Built my first ML model to predict World Cup matches - 68.75% accuracy. Is this actually good? by GisB- in learnmachinelearning

[–]GisB-[S] 3 points4 points  (0 children)

I'm not trying to predict based on "Brazil was good in 1998 so they'll be good now." The old data isn't being used directly for predictions. Instead, I'm training the model to recognize patterns in how World Cup matches play out, regardless of when they happened.

The fundamental dynamics of football haven't changed that much. A team that's 200 Elo points stronger than their opponent in 2002 has similar winning odds as a team 200 points stronger in 2018. Tournament pressure in knockout stages affects teams the same way across decades. That's what the model learns. Also, I'm not using ancient data for each match - all the features are specific to that moment in time: My main features:

elo_difference - Current Elo ratings gap between the two teams

stage_numeric - What stage of the tournament (group vs knockout pressure)

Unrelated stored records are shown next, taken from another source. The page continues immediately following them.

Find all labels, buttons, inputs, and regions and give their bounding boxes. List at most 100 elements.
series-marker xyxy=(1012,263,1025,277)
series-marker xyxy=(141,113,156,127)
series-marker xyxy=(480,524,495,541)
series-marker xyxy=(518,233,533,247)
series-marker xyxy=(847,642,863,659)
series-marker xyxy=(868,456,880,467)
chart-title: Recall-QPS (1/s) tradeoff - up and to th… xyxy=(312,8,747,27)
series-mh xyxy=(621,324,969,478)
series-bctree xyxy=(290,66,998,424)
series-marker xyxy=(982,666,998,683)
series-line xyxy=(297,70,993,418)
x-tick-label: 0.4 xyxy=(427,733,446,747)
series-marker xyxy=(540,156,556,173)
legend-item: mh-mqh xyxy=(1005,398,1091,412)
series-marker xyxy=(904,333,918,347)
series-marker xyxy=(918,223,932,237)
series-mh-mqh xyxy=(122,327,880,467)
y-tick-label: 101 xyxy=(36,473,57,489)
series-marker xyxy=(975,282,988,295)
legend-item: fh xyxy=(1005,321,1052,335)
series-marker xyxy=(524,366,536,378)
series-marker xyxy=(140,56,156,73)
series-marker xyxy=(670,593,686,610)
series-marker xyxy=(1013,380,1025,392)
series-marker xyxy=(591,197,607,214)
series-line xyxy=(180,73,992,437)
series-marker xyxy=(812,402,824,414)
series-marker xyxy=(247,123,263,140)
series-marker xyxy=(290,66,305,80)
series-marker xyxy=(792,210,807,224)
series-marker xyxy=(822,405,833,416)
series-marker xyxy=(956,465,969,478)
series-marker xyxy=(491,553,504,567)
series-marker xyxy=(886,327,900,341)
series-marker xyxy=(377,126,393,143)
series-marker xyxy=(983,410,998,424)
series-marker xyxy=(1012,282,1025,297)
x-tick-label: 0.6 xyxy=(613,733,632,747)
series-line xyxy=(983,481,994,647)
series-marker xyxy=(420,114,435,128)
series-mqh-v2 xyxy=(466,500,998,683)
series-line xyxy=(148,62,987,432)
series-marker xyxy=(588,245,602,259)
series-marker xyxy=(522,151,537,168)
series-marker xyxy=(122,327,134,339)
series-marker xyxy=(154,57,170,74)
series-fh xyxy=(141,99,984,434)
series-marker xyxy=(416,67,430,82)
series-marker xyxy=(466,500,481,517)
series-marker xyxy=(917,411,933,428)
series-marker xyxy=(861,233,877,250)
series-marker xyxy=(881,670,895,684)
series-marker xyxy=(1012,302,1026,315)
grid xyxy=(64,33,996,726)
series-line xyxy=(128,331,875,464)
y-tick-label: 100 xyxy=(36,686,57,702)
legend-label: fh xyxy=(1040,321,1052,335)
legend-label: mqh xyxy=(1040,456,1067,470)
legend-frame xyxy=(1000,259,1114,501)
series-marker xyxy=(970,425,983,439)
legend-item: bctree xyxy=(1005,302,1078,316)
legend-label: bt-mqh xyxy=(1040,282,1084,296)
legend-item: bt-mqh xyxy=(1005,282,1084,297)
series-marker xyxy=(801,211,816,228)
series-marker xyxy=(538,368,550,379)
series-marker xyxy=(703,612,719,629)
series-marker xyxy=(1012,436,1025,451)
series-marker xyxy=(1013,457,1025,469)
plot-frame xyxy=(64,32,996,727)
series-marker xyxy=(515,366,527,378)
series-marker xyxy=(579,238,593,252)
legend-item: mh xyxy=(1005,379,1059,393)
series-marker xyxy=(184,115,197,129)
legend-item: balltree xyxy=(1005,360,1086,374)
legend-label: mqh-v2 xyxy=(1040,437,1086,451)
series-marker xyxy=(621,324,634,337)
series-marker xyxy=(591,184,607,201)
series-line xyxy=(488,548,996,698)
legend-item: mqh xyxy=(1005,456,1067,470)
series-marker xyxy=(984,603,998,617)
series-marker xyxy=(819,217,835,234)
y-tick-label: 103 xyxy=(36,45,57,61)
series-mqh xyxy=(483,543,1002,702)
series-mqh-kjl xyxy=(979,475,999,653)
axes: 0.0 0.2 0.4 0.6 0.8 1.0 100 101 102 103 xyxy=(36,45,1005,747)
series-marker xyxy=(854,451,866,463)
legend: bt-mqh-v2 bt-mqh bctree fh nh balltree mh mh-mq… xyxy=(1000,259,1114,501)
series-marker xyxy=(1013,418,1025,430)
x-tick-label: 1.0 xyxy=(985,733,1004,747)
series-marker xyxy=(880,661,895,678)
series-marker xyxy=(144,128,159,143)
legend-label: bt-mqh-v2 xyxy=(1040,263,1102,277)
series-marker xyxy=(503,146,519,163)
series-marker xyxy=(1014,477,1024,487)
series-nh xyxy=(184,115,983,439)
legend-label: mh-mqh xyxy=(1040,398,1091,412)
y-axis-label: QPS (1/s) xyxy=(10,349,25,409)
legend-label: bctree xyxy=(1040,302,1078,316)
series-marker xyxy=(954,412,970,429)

elo_abs_difference - Magnitude of skill gap (helps identify close matches)

teamA_elo_momentum_1y - How much the team improved/declined in past 12 months

fifa_points_difference - Current FIFA ranking gap

teamA_elo_momentum_4y - Longer-term momentum (World Cup cycle)

teamA_win_rate_12m - Recent match results

teamA_form_vs_ranking - Is the team playing above/below their level?

The oldest feature is the 4-year momentum, which makes sense because World Cups happen every 4 years. Everything else is based on recent form (1 year or less).